Réponse de Elian06 ( 22 ) - Posté le 20/04/2016

j'ai peut être une théorie, vu que l'ouvrage était un peu en retrais et vu que l'ouvrage avait déjà quelque hommes a l’intérieur peut être qu'en cas d'urgence une garnison venait directement pour atteindre 110 hommes.Vous en pensez quoi ?


Réponse de jolasjm ( 2321 ) - Posté le 23/04/2016

Bonjour

De façon générale, les ouvrages n'étaient pas occupés en permanence, mais uniquement en cas d'alerte ou de mobilisation. En temps de paix, il n'y avait qu'un simple gardiennage plus ou moins nombreux selon la taille et la position de l'ouvrage.

Le col de Garde n'est pas particulièrement en retrait puisqu'il fait partie intégrante de la ligne principale de résistance.
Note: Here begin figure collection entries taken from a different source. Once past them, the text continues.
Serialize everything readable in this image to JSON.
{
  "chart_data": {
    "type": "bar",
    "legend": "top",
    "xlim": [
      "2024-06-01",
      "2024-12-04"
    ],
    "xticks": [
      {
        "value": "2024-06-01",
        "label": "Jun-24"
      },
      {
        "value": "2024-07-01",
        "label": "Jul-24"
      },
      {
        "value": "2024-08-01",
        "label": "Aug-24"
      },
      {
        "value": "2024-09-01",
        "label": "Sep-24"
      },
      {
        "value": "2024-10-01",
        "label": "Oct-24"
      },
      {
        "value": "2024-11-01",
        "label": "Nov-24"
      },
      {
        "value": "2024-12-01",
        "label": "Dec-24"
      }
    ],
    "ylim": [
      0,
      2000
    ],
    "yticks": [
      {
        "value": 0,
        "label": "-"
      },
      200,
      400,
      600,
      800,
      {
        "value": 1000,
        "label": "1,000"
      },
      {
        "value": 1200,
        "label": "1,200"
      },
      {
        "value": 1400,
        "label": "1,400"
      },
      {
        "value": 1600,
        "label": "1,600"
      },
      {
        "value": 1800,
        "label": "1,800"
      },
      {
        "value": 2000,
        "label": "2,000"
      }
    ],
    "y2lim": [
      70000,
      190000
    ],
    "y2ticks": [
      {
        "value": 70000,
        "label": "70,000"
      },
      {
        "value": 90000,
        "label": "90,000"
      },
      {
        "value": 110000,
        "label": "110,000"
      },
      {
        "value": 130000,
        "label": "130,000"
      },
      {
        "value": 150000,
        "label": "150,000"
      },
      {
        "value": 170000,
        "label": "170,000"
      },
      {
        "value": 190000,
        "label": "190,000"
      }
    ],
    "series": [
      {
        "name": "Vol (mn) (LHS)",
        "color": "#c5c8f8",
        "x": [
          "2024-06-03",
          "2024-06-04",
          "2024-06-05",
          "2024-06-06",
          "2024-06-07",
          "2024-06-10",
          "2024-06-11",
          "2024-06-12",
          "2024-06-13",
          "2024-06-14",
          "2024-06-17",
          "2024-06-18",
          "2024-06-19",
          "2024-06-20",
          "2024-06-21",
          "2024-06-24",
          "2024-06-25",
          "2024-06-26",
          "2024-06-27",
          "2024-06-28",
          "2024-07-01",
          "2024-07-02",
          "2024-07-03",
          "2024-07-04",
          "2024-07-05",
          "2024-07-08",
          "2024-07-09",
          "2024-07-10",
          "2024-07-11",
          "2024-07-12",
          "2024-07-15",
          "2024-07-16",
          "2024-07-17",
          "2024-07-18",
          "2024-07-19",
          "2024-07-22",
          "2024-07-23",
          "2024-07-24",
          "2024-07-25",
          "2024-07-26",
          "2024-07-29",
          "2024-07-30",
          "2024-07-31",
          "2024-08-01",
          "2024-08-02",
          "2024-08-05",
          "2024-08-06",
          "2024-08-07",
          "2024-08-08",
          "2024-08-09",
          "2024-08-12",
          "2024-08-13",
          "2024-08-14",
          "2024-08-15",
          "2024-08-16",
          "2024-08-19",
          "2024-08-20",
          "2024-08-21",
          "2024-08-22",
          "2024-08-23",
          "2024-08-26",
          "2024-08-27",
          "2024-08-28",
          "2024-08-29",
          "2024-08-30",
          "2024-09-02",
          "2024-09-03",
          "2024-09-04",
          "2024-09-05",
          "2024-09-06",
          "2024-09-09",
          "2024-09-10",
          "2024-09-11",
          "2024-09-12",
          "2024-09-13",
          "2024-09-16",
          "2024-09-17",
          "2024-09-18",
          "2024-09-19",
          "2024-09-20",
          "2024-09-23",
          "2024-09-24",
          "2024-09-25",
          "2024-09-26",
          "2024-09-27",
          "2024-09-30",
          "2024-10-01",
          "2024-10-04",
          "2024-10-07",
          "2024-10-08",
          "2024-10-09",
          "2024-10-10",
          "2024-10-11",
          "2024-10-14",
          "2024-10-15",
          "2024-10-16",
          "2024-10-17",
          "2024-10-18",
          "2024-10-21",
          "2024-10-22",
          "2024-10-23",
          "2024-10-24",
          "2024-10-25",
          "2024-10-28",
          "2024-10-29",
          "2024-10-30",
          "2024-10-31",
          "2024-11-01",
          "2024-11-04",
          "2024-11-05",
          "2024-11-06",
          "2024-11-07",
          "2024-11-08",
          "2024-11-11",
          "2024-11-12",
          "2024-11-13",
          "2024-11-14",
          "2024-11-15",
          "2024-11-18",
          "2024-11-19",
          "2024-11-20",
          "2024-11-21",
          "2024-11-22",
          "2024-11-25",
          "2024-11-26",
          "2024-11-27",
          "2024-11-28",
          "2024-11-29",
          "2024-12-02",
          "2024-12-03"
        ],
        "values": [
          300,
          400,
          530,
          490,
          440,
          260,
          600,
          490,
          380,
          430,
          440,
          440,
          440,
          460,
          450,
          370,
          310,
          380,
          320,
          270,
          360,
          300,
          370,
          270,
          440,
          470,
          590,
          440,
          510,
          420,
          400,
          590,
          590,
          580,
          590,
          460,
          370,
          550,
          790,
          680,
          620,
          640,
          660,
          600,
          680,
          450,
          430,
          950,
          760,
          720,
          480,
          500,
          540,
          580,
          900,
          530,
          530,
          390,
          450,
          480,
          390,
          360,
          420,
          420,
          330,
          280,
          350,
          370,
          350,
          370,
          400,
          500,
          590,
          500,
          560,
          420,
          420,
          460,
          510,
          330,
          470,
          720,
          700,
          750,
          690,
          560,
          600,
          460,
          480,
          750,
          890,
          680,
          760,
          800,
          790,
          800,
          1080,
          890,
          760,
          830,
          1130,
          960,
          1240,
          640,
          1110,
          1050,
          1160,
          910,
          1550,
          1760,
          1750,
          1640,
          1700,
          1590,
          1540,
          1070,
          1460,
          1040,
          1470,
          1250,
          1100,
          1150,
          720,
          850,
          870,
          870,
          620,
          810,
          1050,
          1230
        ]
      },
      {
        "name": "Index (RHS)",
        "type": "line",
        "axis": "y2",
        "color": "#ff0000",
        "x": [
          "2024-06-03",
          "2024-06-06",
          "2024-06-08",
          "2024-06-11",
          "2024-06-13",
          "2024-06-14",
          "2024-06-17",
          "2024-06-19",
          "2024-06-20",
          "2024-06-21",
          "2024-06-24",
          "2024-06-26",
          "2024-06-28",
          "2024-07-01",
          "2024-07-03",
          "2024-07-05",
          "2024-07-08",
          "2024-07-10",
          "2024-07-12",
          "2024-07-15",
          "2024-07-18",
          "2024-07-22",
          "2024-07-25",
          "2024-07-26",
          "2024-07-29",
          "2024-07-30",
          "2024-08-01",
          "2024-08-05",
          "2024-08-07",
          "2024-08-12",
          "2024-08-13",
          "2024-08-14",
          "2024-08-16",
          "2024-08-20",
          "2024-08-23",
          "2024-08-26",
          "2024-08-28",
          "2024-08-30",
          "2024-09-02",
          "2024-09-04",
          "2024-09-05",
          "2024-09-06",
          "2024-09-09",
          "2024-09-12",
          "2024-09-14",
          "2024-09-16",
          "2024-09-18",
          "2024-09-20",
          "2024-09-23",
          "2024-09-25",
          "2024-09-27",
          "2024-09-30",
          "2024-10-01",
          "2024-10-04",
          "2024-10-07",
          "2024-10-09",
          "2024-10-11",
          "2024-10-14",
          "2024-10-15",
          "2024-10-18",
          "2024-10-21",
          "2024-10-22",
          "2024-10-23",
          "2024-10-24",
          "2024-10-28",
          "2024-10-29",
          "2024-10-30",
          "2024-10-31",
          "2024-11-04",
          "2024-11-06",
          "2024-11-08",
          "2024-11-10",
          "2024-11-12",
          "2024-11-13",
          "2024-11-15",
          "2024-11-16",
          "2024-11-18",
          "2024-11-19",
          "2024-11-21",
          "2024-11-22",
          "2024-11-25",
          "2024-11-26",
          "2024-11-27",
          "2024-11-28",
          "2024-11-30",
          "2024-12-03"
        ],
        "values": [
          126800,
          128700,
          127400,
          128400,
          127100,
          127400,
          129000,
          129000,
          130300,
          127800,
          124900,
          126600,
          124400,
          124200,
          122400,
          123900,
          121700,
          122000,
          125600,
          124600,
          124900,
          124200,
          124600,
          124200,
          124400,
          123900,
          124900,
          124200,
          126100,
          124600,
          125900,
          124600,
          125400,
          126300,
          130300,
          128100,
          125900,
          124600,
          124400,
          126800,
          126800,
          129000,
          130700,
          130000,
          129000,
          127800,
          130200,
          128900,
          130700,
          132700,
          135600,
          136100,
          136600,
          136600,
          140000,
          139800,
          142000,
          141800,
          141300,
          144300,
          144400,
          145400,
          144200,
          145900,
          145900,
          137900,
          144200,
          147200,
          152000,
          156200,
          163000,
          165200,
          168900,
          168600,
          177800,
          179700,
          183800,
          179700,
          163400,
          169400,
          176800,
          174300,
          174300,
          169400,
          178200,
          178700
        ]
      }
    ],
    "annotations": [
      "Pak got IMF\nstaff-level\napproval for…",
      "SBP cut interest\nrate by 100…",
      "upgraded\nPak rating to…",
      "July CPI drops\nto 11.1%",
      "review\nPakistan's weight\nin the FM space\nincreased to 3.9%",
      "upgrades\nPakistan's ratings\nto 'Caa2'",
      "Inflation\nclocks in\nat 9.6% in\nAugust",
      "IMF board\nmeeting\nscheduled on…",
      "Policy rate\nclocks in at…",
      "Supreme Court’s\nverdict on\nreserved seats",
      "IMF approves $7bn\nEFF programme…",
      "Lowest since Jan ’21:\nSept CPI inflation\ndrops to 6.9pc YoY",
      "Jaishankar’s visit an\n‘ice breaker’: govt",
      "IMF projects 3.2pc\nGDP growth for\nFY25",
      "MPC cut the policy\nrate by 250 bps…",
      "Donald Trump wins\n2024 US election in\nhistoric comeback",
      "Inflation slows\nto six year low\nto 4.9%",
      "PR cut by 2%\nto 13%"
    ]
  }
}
A ce titre, il était clairement prioritaire dans le dispositif Maginot au même titre que Sainte Agnès ou Castillon, ne serait-ce qu'en vertu du principe de continuité de la protection d'infanterie.

Là où je vous rejoins cependant, c'est qu'on a affaire à un ouvrage de type "abri actif", dont l'équipage est composé de deux groupes indépendants de soldats: ceux qui assurent le fonctionnement et l'activité défensive propre des postes de combat de l'ouvrage (disons une soixantaine de personnes), et une section d'infanterie (48-50 personnes) dont le rôle était d'occuper les intervalles à l'air libre et qui n'étaient simplement qu'abrités dans l'ouvrage.

A la mobilisation ou en cas d'alerte un certain nombre de soldats d'active venaient prioritairement occuper l'ouvrage et le mettre en ordre de marche, le temps que les réservistes ou mobilisés viennent compléter l'équipage, ce qui en général était assez rapide vu que les troupes de forteresse étaient mobilisées localement.

Sans connaître directement l'enchainement de ce qui s'est réellement passé dans le cas du col de Garde, on peut imaginer un schéma du type 15 à 20 hommes arrivent ou sont déjà en place à la déclaration d'alerte, et ensuite dans les heures à la paire de jours qui suit, le reste de l'équipage actif (40 personnes) et la section d'intervalle logée dans l'ouvrage (48 personnes) sont incorporées à leur tour.